У нас он был самым обожаемым детским художником, его веселые персонажи поднимали дух.
– Рисуешь?
– Служу! В газете «Новое русское слово»… Метранпаж!
– Что это такое?
– Только тут впервые и узнал. Набор, в общем. А рисунки… редко.
Открывает газету – на последней странице – его вполне узнаваемый рисунок – но без обычного озорства. Обнаженная женщина, слегка в веснушках, обозначена контуром, на лугу, в цветах.
– Реклама фильма!
– А. Хорошо!
– И я так думал! И вдруг пришли в газету сотни возмущенных писем от американцев: «Разрушаю устои!»
– Правильно! – говорю я. Мы чокаемся. – Разрушай, разрушай! Пусть знают наших!
– Так не хотят! – нервно вступает Вика. – У них норма. От русских – один! Так же, по одному, от других национальностей. Всем – «равные права». На похоронах Довлатова вообще не было ни одного американца! Иосиф – первый. Серега – уже второй. И им он уже не интересен.
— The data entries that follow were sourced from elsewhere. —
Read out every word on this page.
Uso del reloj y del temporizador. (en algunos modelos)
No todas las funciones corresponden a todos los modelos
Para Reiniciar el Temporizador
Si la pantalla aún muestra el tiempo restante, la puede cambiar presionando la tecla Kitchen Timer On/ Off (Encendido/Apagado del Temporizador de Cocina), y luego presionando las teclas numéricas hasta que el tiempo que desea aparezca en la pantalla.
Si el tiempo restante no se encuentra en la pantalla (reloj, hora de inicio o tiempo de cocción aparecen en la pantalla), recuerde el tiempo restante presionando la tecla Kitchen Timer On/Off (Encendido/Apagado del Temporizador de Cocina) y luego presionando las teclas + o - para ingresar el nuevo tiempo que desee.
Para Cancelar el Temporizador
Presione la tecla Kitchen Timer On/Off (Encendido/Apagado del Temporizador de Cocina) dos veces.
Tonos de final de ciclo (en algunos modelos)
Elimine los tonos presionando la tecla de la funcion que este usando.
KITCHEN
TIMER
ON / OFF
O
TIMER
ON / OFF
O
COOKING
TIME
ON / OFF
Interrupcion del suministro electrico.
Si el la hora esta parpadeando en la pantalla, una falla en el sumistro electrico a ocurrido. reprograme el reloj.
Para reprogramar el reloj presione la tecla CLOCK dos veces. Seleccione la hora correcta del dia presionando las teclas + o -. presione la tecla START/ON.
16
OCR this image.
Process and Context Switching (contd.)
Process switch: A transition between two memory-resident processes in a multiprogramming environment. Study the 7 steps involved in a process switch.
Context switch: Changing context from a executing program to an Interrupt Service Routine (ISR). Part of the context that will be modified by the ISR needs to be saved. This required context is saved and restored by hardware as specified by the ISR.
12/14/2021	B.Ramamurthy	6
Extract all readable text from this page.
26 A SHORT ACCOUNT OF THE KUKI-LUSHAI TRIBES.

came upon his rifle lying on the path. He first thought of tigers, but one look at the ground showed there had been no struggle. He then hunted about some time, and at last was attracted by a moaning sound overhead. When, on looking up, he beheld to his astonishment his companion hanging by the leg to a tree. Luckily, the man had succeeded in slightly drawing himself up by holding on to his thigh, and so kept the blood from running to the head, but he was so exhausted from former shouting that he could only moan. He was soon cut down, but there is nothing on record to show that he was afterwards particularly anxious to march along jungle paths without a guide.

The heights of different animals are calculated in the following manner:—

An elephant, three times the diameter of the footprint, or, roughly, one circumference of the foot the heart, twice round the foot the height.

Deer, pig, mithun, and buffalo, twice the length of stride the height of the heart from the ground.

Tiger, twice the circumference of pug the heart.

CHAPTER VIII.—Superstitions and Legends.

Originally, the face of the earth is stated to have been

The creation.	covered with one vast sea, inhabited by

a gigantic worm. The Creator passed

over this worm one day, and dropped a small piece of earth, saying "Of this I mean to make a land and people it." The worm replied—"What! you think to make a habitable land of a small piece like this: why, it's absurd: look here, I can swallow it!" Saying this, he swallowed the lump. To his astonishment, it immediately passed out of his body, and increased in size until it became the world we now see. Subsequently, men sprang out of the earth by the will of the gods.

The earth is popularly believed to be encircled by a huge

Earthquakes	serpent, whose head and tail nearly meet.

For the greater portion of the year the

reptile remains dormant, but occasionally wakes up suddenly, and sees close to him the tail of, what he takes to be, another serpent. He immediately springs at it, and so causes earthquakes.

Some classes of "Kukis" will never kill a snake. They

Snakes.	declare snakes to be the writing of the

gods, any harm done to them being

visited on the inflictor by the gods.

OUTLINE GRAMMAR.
Вот так.
– Ну зачем, Вика, ты так говоришь? – возражает добродушный Михаил. – Может, и были американцы на похоронах – мы ж не опрашивали.
– Нет! – чеканит Вика. Красавица! Гордый кавказский профиль. – Знаешь, как тут? Без сентиментов. Если хочешь что-то значить – вытесни другого! Ты покажи Валере свой рисунок, покажи.
Миша открывает газету. Карикатура! Раздутый, как аэростат, Довлатов, висит над толпой, пальцы руки и ног накачаны, как сардельки. Под ним восторженная толпа. За ниточки держат раздутого ими же и куда-то тащат. Вдохновенные лица…
– Это, что ли, первые, Генис и Вайль?
Миша кивает, вздыхает.
– После этой карикатуры поссорился с ними, с Довлатовым – я уже не говорю, теперь со мной не общается и его вдова. Вот такое «веселье»!
– Да.
Выпиваем.
– Он, вообще-то, не к нам, он к Ефимовым ехал! – сообщает Вика.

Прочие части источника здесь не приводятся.